Christliche Traditionen sind heute vielen Museumsbesuchern so fremd wie Papua-Rituale. Wozu braucht man Reliquien, was ist eine Perikope, was ein Graduale? Tapfer versuchen Multimedia-Guides, Podcasts und 3D-Rekonstruktionen, in die exotische Welt der Benediktiner zu führen. Die Bestseller-Autorin Tanja Kinkel hat zur Ausstellungs-App ein Hörbuch beigesteuert. Playmobil-Figuren bringen Kindern den Alltag im Kloster nahe. Mit Historiker-Diskussionen, ob die Karolinger-Zeit überhaupt jemals stattgefunden hat, wird man dagegen nicht behelligt. Immerhin wird erwähnt, dass die Reichenauer Schreibwerkstatt einst Europas Machthabern außer prächtigen Bibeln auch gefälschte Urkunden lieferte.
Städte, Universitäten und Buchdruck brachen das Wissensmonopol der Mönche. Ihr Kloster wurde 1540 an den Konstanzer Bischof verschachert, später ganz aufgelöst. Bis heute erhalten sind auf der Reichenau drei berühmte romanische Kirchen, eine funkelnde Münster-Schatzkammer und urige Vornamen wie Bero, Hatto oder Witigowo. Zu den drei Insel-Feiertagen treten in diesem Jubiläumsjahr nicht nur Bürgerwehr und Trachtenfrauen an, sondern auch auswärtige Würdenträger. Den Festgottesdienst zu Mariä Himmelfahrt am 15. August soll Kardinal Jean-Claude Hollerich SJ aus Luxemburg zelebrieren.

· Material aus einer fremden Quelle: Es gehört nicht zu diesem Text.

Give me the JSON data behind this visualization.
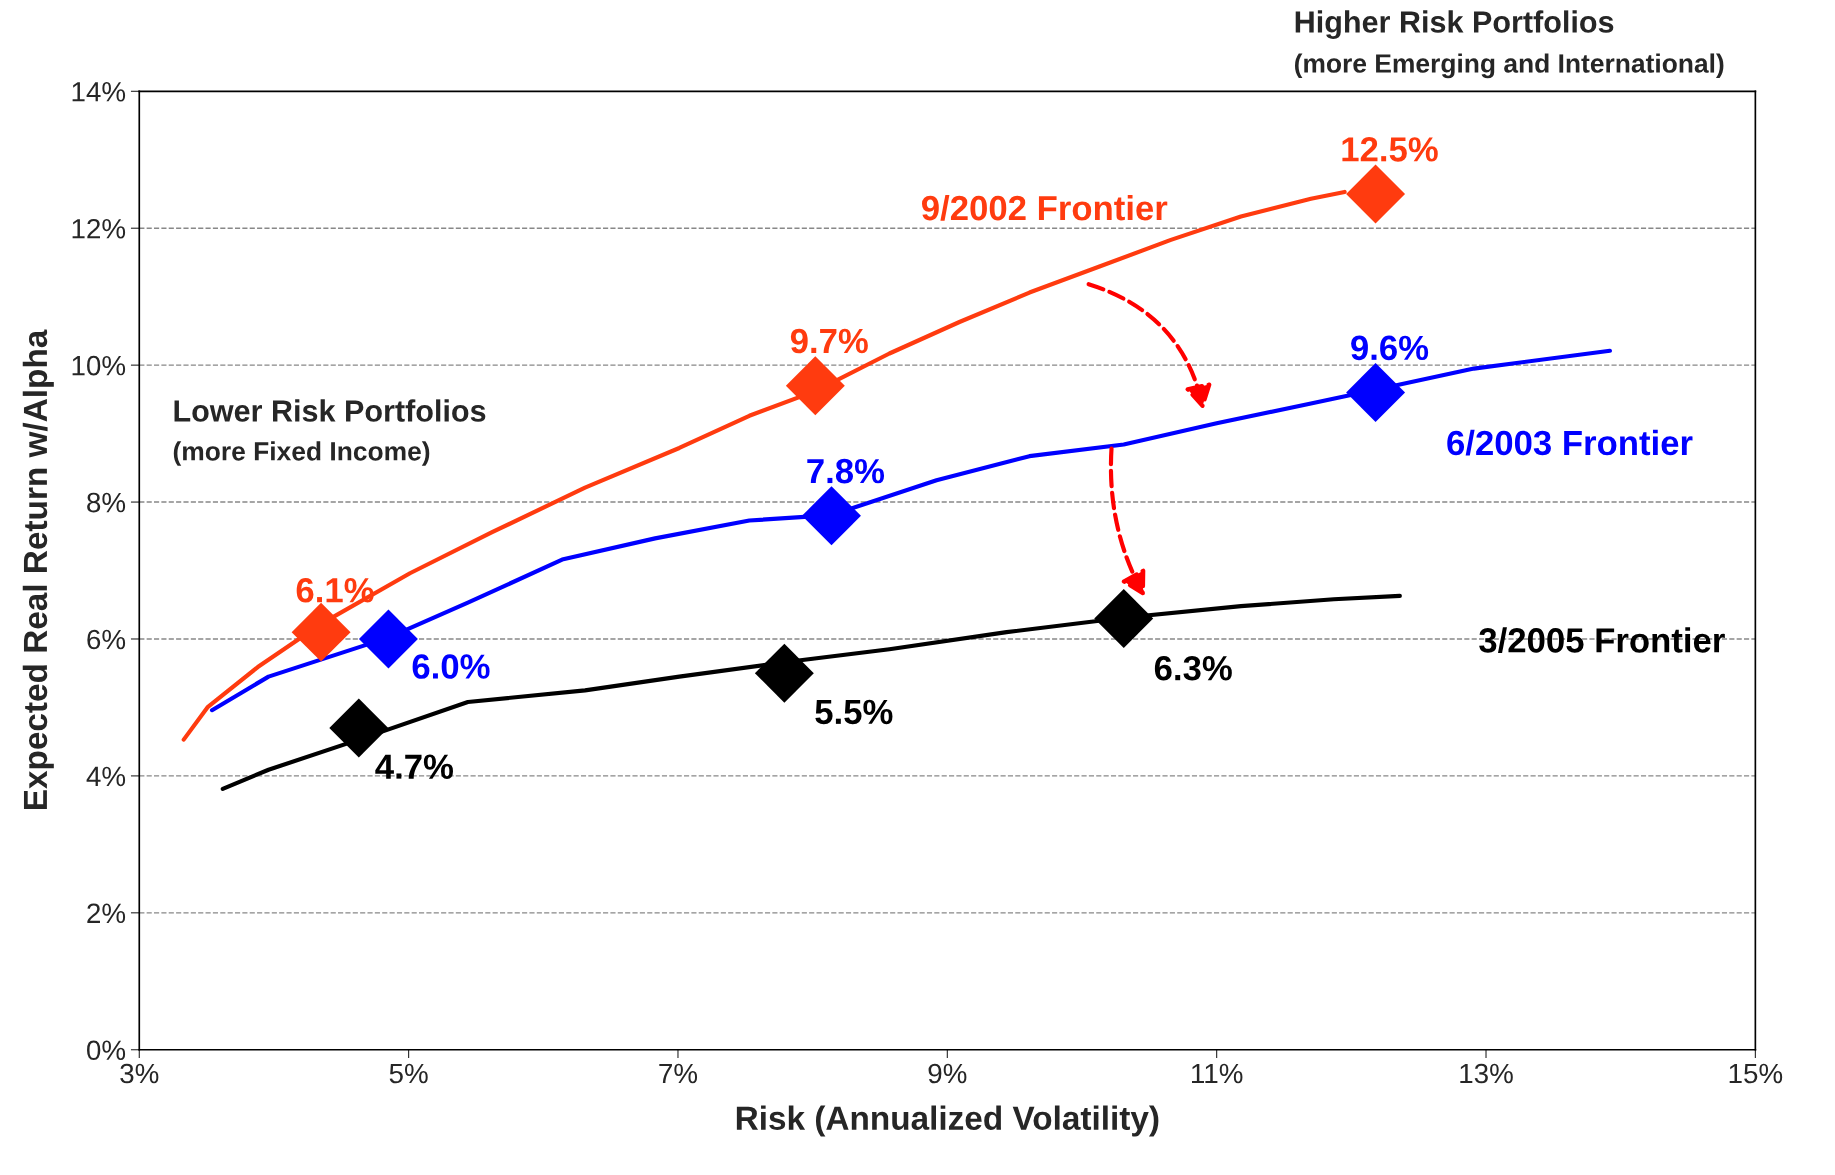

Als nächste Großausstellung ist ab Oktober in Stuttgart „500 Jahre Bauernkrieg“ geplant, samt der landesweiten Roadshow „Uffrur! Utopie und Widerstand“ und „Zoff!“, einem Mitmach-Event für Kinder. Falls das Spektakel nicht doch lieber wieder abgeblasen wird. Das Landvolk ist gerade etwas unruhig, die Politik nervös - und die Vergangenheit könnte auch Revoluzzer inspirieren.